Local Models
Local model support is enabled with the local feature and backed by
autoagents-llamacpp.
use fastllm::{GatewayConfig, LlmGateway, ModelConfig, ModelRoute, RuntimeKind};
let route = ModelRoute::new("local", "llama");
let gateway = LlmGateway::builder()
.config(GatewayConfig {
local_memory_budget_bytes: 16 * 1024 * 1024 * 1024,
..GatewayConfig::default()
})
.build();
gateway.register_llamacpp_model(ModelConfig {
route,
runtime: RuntimeKind::Local,
parameters: std::collections::BTreeMap::from([
(
"huggingface_repo_id".to_string(),
serde_json::json!("unsloth/Qwen3.5-9B-GGUF"),
),
(
"huggingface_filename".to_string(),
serde_json::json!("Qwen3.5-9B-Q4_0.gguf"),
),
("max_tokens".to_string(), serde_json::json!(256)),
("temperature".to_string(), serde_json::json!(0.7)),
]),
memory_bytes: 8 * 1024 * 1024 * 1024,
kv_cache_bytes: 2 * 1024 * 1024 * 1024,
max_parallel_sequences: 4,
ttl_seconds: 600,
..ModelConfig::default()
});
Set model_path instead of the Hugging Face parameters to load a local GGUF
file directly.
Model Residency
ModelRegistry tracks configured models, loaded state, memory footprint,
KV-cache footprint, device label, last use, and TTL expiry.
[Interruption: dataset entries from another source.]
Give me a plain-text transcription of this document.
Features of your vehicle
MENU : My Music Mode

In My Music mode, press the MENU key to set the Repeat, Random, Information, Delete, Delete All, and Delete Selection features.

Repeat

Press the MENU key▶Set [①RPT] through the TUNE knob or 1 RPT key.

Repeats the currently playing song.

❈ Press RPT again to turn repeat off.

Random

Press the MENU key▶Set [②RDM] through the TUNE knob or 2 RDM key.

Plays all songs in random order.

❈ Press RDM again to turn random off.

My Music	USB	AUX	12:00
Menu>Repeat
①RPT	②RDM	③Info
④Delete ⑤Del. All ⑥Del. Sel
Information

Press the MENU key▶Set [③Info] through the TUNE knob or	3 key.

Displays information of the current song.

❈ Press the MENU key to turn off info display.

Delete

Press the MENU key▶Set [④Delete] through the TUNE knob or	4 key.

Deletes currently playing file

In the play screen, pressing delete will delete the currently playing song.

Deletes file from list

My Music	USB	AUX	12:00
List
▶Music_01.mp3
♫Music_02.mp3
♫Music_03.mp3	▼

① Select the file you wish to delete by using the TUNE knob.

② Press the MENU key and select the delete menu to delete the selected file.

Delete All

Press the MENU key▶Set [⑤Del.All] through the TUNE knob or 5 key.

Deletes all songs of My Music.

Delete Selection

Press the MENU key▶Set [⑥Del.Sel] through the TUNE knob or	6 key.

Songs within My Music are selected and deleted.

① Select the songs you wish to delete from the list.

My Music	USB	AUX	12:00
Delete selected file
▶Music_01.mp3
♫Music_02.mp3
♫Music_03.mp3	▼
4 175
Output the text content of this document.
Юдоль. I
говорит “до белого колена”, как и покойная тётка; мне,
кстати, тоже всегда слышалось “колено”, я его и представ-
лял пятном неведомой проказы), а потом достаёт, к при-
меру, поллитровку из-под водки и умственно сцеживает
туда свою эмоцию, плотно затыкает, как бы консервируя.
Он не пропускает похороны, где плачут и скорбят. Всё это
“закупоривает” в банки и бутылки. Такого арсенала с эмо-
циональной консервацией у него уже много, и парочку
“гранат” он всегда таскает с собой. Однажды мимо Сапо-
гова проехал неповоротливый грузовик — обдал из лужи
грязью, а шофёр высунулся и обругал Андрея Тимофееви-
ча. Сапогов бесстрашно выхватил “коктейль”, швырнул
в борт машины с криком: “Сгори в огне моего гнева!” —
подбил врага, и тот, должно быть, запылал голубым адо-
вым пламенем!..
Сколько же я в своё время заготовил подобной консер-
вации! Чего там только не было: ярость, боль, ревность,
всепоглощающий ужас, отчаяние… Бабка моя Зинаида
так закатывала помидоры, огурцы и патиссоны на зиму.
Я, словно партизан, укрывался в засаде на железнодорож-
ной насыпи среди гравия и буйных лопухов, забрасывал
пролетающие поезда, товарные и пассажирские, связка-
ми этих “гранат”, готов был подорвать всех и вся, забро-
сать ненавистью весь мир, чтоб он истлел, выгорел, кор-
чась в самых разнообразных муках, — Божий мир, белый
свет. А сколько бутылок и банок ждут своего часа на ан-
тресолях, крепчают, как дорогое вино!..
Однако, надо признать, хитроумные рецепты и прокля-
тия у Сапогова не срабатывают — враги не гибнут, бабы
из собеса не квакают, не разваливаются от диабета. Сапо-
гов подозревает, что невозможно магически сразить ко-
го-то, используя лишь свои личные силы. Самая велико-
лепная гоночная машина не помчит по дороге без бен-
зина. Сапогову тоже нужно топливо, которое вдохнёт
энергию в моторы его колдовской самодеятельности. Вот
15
load_model reserves memory and records ModelInfo. Requests can also load a
configured local model on demand.
Memory
MemoryManager rejects a model load when memory_bytes + kv_cache_bytes
exceeds the configured local memory budget.
Parallel Slots
InferenceSlots models per-route sequence slots with these states:
IdlePrefillDecodeDone
The current slot manager is metadata for admission and scheduling. Actual
llama.cpp batching remains inside autoagents-llamacpp.
KV Cache Metadata
KvCacheManager records route-scoped prefix hashes. It is intentionally narrow:
it tracks cache eligibility metadata without pretending to own llama.cpp's
internal KV cache.